O 2 de setembro de 2025 será lembrado como o dia em que o Supremo Tribunal Federal deu início a um dos julgamentos mais polêmicos e contestados da história brasileira: o processo contra o ex-presidente Jair Bolsonaro e sete de seus ex-auxiliares, acusados de arquitetar um suposto golpe de Estado que jamais se concretizou. Mas, mais do que os réus, o que está em jogo é a própria credibilidade do sistema de justiça e o respeito à Constituição.
Desde o início, o caso escancara contradições jurídicas e políticas. A denúncia apresentada pela Procuradoria-Geral da República acusa Bolsonaro e seus aliados de crimes como organização criminosa armada, tentativa de abolição violenta do Estado Democrático de Direito e golpe de Estado. Mas onde estão as armas dessa organização? Onde estão os planos logísticos, os tanques, as tropas mobilizadas? O chamado “golpe” nunca passou do papel — ou melhor, nunca passou das narrativas políticas e de delações premiadas frágeis, especialmente a do ex-ajudante de ordens Mauro Cid, que já mudou sua versão nove vezes e chegou a relatar que foi pressionado por investigadores, fato gravado em vídeo.

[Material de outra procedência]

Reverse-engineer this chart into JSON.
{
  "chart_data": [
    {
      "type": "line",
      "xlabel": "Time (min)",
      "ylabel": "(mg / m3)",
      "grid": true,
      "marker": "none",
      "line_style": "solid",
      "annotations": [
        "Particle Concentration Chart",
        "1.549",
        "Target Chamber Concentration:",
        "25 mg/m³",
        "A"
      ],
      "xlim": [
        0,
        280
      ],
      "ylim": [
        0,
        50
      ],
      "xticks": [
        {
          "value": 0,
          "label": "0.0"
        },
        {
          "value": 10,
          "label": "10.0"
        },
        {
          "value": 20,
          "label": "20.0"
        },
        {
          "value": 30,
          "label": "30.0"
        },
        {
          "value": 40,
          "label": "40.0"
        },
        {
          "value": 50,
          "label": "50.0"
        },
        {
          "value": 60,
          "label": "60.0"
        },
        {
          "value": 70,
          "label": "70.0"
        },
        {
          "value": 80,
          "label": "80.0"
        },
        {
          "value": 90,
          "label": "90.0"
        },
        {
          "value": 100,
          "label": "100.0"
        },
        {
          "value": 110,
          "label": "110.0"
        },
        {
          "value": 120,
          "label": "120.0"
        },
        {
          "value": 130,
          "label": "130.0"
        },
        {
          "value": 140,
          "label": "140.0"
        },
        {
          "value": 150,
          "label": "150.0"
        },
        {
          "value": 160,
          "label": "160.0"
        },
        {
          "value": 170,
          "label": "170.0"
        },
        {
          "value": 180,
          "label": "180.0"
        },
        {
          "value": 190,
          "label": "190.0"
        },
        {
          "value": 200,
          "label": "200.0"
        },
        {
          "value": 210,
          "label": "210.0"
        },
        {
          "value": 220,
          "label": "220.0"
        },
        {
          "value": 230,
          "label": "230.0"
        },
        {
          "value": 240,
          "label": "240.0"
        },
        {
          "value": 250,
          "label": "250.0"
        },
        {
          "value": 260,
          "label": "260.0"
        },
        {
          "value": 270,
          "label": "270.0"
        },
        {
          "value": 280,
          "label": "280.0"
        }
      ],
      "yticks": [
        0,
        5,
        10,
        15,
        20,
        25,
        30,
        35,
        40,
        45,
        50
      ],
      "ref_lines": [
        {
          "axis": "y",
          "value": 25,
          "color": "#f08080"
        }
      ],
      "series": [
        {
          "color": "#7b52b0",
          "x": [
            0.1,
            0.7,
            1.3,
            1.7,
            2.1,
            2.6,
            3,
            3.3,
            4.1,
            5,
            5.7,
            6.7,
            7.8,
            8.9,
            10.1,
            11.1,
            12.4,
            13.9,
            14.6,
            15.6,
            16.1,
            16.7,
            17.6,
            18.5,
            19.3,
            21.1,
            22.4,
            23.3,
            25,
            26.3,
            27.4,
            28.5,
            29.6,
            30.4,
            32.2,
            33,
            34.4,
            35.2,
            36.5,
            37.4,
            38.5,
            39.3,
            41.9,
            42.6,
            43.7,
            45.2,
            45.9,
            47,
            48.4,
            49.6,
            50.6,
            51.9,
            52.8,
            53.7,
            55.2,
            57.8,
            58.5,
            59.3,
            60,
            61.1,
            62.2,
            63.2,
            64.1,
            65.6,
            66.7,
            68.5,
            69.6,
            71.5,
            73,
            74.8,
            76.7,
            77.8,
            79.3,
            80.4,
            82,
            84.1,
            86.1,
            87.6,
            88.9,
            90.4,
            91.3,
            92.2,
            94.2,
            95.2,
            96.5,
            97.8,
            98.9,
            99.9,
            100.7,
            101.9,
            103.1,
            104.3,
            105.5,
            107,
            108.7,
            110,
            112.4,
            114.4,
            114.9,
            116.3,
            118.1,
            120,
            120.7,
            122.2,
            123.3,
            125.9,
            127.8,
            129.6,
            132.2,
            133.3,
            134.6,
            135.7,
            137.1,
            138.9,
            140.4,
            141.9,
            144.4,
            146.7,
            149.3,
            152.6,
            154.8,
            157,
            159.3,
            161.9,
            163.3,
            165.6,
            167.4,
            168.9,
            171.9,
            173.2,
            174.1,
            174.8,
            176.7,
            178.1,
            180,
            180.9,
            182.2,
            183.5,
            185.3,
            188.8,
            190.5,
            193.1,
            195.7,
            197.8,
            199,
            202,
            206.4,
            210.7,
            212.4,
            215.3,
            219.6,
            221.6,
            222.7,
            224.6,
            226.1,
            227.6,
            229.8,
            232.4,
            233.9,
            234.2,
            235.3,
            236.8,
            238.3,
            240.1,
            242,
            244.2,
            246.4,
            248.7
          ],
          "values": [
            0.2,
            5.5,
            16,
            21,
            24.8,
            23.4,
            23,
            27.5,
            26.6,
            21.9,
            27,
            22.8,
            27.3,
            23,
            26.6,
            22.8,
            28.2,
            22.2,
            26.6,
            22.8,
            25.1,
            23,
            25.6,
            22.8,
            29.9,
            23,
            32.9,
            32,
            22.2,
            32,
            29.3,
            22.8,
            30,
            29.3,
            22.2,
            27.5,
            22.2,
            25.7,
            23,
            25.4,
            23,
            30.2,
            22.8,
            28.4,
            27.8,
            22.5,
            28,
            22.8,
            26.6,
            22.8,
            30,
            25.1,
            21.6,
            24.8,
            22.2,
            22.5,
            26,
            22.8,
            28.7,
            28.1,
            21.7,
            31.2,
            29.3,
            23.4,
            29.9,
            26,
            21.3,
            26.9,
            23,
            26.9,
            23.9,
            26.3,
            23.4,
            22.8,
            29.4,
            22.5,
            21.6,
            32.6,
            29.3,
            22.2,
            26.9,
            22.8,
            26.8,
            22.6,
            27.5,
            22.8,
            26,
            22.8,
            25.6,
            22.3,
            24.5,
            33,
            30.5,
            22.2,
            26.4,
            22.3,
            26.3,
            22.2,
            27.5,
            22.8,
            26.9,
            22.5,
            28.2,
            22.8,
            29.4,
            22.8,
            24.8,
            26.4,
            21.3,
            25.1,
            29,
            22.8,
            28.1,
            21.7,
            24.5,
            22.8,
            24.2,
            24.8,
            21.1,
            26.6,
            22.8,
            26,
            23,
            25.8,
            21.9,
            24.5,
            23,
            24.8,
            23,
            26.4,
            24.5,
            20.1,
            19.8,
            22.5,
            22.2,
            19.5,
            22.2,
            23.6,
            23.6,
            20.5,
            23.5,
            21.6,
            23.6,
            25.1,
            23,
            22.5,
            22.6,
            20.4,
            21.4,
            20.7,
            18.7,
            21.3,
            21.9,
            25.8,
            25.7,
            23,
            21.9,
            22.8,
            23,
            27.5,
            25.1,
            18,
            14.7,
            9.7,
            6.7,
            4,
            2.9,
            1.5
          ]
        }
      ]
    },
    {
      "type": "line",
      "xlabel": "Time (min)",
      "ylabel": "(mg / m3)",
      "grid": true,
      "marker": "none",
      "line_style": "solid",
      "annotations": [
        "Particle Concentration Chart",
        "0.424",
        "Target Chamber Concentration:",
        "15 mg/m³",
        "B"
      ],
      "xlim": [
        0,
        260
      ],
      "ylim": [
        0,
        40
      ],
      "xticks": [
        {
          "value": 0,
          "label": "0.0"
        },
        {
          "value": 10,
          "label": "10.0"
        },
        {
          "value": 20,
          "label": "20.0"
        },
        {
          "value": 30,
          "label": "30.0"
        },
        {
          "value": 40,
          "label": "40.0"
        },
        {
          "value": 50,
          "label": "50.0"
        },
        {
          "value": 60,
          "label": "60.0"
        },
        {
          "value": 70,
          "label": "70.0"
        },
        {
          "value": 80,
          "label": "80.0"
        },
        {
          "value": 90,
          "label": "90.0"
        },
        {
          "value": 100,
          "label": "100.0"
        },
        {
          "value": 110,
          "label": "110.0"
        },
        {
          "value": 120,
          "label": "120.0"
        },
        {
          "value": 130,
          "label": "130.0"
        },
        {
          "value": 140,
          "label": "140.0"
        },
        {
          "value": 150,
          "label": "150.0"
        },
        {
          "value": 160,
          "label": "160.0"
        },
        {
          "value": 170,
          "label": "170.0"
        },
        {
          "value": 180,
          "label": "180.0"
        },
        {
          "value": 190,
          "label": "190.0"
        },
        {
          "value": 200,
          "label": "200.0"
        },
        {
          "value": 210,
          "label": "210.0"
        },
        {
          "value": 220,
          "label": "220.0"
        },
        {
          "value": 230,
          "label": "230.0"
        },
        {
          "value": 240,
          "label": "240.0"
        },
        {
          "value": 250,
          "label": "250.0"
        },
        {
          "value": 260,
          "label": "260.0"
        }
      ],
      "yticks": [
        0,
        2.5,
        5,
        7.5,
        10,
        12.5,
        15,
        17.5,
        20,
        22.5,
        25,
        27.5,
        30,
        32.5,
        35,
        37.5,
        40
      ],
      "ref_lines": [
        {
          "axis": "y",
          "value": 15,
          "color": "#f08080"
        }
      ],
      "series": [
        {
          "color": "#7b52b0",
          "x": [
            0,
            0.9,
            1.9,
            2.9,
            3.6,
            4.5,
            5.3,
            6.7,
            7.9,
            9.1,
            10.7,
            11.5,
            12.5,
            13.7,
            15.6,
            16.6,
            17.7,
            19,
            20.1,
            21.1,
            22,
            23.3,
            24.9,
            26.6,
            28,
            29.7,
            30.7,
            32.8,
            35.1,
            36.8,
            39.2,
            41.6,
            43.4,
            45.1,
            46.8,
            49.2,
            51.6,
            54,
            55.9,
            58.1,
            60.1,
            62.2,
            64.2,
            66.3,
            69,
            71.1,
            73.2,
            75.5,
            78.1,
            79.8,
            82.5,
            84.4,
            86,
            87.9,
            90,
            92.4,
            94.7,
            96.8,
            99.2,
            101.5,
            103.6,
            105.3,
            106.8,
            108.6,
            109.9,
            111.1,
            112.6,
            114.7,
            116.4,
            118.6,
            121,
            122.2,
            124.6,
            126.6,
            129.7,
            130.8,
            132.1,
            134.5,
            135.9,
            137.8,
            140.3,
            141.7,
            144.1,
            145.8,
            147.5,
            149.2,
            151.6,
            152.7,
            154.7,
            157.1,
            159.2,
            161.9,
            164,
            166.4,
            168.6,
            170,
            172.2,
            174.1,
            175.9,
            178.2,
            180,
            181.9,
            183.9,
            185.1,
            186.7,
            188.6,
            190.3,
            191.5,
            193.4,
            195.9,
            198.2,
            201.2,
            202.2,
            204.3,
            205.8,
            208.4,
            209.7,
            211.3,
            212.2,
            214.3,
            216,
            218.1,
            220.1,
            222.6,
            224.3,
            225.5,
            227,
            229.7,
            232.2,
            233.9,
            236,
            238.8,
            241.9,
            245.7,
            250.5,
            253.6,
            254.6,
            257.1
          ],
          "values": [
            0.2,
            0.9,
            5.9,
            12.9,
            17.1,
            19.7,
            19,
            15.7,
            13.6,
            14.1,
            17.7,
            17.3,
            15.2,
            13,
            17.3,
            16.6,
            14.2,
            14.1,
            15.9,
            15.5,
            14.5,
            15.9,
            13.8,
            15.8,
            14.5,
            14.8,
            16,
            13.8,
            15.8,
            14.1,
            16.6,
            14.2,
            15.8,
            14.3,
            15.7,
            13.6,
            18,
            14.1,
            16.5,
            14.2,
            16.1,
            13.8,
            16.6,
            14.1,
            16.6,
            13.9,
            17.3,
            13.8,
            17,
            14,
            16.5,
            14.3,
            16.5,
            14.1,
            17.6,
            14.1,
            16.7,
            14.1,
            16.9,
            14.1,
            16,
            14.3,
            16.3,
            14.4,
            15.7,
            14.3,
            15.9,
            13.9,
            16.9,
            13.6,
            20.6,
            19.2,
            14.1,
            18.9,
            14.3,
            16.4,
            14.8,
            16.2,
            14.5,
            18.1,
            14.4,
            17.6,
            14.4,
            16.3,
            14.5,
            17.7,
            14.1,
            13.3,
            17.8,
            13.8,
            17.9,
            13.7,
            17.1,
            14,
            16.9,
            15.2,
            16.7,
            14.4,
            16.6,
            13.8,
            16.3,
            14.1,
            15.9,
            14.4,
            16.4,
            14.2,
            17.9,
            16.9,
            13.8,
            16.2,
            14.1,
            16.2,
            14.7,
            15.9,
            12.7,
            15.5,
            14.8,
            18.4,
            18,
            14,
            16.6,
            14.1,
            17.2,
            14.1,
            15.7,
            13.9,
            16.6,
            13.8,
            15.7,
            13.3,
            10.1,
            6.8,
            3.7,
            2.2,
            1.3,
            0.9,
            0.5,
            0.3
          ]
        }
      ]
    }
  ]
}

Mais grave ainda é a composição da 1ª Turma do STF, responsável pelo julgamento. Alexandre de Moraes, declarado inimigo político de Bolsonaro; Flávio Dino, ex-ministro da Justiça de Lula e amigo pessoal do presidente; e Cristiano Zanin, ex-advogado de Lula. A imparcialidade exigida pela Constituição parece ter sido substituída por uma lógica de revanchismo político. E para piorar, a sentença parece já ter sido antecipada. Um dia antes do julgamento, o presidente da Corte, Luiz Roberto Barroso, declarou: “Empurraremos o extremismo para a margem da história”. Ora, se a missão já está anunciada, resta alguma dúvida sobre o resultado?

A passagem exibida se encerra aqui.